Think of modern communication as the availability of the brand at all relevant touch-points. We can call it ‘brand distribution’. Does every point where the brand engages people expresses what we want people to think and feel about us? When people see our product in the store, would they feel as the brand promises them? When one tells another person about our product, would one tell the same we would say in our ad? Modern communication is a promise in which the brand explicitly states how it brings a change in people’s daily lives. It’s a promise and distribution of the brand at all touchpoints, available to consumers.
The goal is no longer to grab attention to tell a laudatory story. The goal is to create an experience. In this way, people can see our story for themselves and draw their own conclusions. Thus, they will trust in our story and will tell it to others.

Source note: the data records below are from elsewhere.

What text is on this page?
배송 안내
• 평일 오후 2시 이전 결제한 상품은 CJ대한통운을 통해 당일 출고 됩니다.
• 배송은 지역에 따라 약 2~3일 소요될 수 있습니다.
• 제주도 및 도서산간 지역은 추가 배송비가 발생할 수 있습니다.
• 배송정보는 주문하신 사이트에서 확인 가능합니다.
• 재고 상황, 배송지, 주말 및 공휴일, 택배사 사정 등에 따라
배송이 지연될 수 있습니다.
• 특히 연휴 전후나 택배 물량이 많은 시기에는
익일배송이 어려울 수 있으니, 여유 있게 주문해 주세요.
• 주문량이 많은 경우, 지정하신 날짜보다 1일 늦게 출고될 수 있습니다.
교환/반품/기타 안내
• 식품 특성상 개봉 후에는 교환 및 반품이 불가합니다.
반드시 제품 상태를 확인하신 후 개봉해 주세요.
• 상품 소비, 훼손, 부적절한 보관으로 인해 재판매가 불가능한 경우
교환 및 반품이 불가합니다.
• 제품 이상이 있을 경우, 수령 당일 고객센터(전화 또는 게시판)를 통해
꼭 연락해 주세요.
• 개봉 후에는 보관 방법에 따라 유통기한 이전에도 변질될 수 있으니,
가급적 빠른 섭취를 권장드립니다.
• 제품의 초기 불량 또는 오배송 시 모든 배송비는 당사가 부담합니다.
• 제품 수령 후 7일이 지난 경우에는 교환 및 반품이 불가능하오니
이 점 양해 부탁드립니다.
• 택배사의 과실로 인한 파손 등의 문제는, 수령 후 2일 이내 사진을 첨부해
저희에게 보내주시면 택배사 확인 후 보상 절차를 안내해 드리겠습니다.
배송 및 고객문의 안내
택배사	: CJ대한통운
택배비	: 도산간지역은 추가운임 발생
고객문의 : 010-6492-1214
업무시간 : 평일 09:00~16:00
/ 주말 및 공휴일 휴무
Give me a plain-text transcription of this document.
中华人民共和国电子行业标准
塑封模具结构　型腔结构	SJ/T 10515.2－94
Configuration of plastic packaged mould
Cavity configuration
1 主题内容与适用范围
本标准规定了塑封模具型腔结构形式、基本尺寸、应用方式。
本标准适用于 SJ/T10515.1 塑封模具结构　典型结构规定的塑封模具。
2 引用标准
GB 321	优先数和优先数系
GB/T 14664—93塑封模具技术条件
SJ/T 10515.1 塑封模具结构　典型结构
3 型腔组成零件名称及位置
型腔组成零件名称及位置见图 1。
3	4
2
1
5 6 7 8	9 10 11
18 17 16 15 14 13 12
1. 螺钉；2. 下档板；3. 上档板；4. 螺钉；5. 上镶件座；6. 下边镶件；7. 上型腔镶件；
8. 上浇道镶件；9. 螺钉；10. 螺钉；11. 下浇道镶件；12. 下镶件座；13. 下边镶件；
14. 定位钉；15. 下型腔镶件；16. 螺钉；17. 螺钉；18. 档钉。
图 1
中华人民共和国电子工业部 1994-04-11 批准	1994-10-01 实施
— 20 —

People are no longer just buyers, they are gaining much more importance as advocates for our brand.
In a recent interview with Brandingmag, Professor Philip Kotler defined the biggest marketing mistake today: “Many companies still practice marketing as a ‘push’ discipline.” Too much ‘push’. The advertising cow only knows how to push – with horns ahead. Maybe we should try a little pull? Maybe we should stop interrupting people with stories they don’t care about and try creating stories they want to participate in.
The goal is no longer to grab attention to tell a laudatory story. The goal is to create an experience.
The new model of promotion is not advertising purple cows in paid media, because today we are the media. We, the people. We are more connected than ever, we communicate constantly, we just don’t talk about brands and advertisements. We talk about the things in our lives, the things that surround us. And if brands just stop talking and find a way to take a tangible place in the world around us, maybe we’ll notice them, and maybe even start talking about them.